Salah satu pola mcr.arik rang memadukan antara unsur estetis dan moral ialah masyarakat Dayak Kayan Mendalam dengan sap S Kavan ialah instrumen musik yang oleh nenek moyang sanggup dijadikan sebagai etnomedia yang diwuiudkan !ewat ornamen-ornamen lukisan cat dan ukiran. Makna atau pesan yang ingin disampaikan tersebut diletakkan pada instrumen sape’ Ornamen pada sape’ini sangat khas menggambarkan ideologi suku Dayak pada umumnya yang akan dijelaskan maknanya diberikut ini. Instrumen ialah salah satu cuilan penting dan suatu permainan musik. Memang, tidak tiruana bentuk musik disaapabilan melalui instumen, tetapi pada umumnya alat musik bisa mendukung suatu sajian musik menjadi lebih indah. Masyarakat Dayak Kayan Mendalam mengenal alat musik yang disebut sape’ atau sebab berasal dan kelompok Dayak Kayan Mendalam, maka alat itu sering disebut sebagai sape’ Kayan Mendalam. Umumnya keseluruhan ukuran instrumen sape’ Kayan Mendalam ini berukuran panjang sekitar 113 cm, lebar atau muka sape’berukuran sekitar 30—3 5 cm, dan lebar sisi sekitar 8 cm. Instrumen sape’ terbagi atas beberapa bagian, antara lain kepala, batang fret, dan tubuh sape’.

Bagian Kepala


Bagian kepala ialah tempat untuk meletakkan dua buah alat stem senar (untuk mengontrol tinggi rendah nada). Selain itu, cuilan kepala juga dipakai sebagai tempat untuk meletakkan embel-embel bentuk kepala burung eruai di cuilan paling atas. Panjang cuilan kepala ini sekitar 12 cm dan lebar 10 cm. Bentuk kepala burung ini tiga dimensi atau sanggup dilihat dan segala sisi sudut pandang.

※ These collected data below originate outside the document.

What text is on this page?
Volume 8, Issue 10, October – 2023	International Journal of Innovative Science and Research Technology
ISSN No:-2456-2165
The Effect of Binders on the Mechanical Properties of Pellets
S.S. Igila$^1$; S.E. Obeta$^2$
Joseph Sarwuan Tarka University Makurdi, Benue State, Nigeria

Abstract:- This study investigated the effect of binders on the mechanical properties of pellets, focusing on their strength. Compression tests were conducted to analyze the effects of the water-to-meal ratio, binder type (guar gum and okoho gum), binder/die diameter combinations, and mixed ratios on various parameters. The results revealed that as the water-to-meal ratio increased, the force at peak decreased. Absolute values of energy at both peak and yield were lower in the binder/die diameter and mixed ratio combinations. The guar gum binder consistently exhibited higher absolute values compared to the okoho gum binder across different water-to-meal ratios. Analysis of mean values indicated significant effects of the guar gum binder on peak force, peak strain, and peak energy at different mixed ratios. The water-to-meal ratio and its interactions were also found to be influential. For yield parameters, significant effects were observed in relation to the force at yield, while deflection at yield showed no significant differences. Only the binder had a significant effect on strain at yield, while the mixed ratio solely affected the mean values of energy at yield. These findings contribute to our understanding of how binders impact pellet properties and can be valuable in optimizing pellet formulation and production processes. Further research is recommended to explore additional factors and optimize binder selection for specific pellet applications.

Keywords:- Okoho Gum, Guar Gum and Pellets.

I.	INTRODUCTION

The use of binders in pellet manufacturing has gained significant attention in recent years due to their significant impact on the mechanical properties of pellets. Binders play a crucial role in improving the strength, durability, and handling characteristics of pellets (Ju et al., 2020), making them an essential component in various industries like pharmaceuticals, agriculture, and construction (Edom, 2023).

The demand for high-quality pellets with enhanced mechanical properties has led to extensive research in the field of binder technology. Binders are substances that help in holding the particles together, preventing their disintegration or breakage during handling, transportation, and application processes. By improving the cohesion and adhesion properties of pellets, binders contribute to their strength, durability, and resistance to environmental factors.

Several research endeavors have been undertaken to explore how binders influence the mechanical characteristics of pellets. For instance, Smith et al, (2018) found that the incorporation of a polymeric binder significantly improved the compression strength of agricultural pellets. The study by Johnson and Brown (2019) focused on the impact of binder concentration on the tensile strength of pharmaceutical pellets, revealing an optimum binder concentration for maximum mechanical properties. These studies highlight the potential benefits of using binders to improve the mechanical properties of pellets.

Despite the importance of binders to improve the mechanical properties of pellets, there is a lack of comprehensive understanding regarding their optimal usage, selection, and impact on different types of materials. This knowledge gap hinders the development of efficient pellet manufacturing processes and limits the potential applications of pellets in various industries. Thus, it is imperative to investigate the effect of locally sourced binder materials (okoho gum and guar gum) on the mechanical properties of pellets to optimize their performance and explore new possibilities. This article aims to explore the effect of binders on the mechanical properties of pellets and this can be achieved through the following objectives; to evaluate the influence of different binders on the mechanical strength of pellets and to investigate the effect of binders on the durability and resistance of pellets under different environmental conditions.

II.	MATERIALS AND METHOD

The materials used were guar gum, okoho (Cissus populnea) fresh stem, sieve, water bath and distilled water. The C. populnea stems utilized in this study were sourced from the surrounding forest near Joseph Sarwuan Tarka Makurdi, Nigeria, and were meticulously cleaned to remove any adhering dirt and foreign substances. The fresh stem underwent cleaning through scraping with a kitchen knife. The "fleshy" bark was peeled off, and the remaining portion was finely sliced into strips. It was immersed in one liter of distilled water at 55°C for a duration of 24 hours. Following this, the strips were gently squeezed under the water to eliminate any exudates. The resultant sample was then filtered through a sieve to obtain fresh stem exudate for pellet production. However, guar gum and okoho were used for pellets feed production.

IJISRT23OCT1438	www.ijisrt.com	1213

Leher Instrumen (Batang Fret)


Leher instrumen (batang fret) ialah batang yang dibuat berpegunungan-pegunungan dan berkhasiat sebagai pembatas kolom tinggi rendahnya nada yang dirnainkan. Panjangnya sekitar 17 cm dan meiniliki ukuran lingkar sekitar 7 cm. Gunung-pegunungan yang dibuat tersebut dimaksudkan sebagai fret atau pada instrument gitar, fretnya terbuat dan logam yang ditanam setengah bagiannya pada batang fret. Gunung-pegununganan sebagai fret tersebut dibuat sebanyak tiga buah dengan jarak perpegunungannya 2,5 cm.

Badan Sape’


Badan sape’ ialah cuilan paling besar dan seluruh ukuran dibandingkan dengan cuilan sape’ Kayan yang lain. Pada cuilan belakang sape’ ini terdapat lubang yang dibuat sesuai dengan besar tubuh sape’dan ada pula yang ditutup dengan papan. Badan sape’ini selain berfungsi sebagai resonator (sumber bunyi), juga sebagai penahan senar cuilan bawah. Ukuran tubuh sape’ tergantung pada bentuk kedua sisinya yang tidak sama. Pada cuilan atas, cuilan yang bersambung dengan leher sape’mempunyai ukuran 30 cm dan pada sisi paling bawah berukuran 19 cm.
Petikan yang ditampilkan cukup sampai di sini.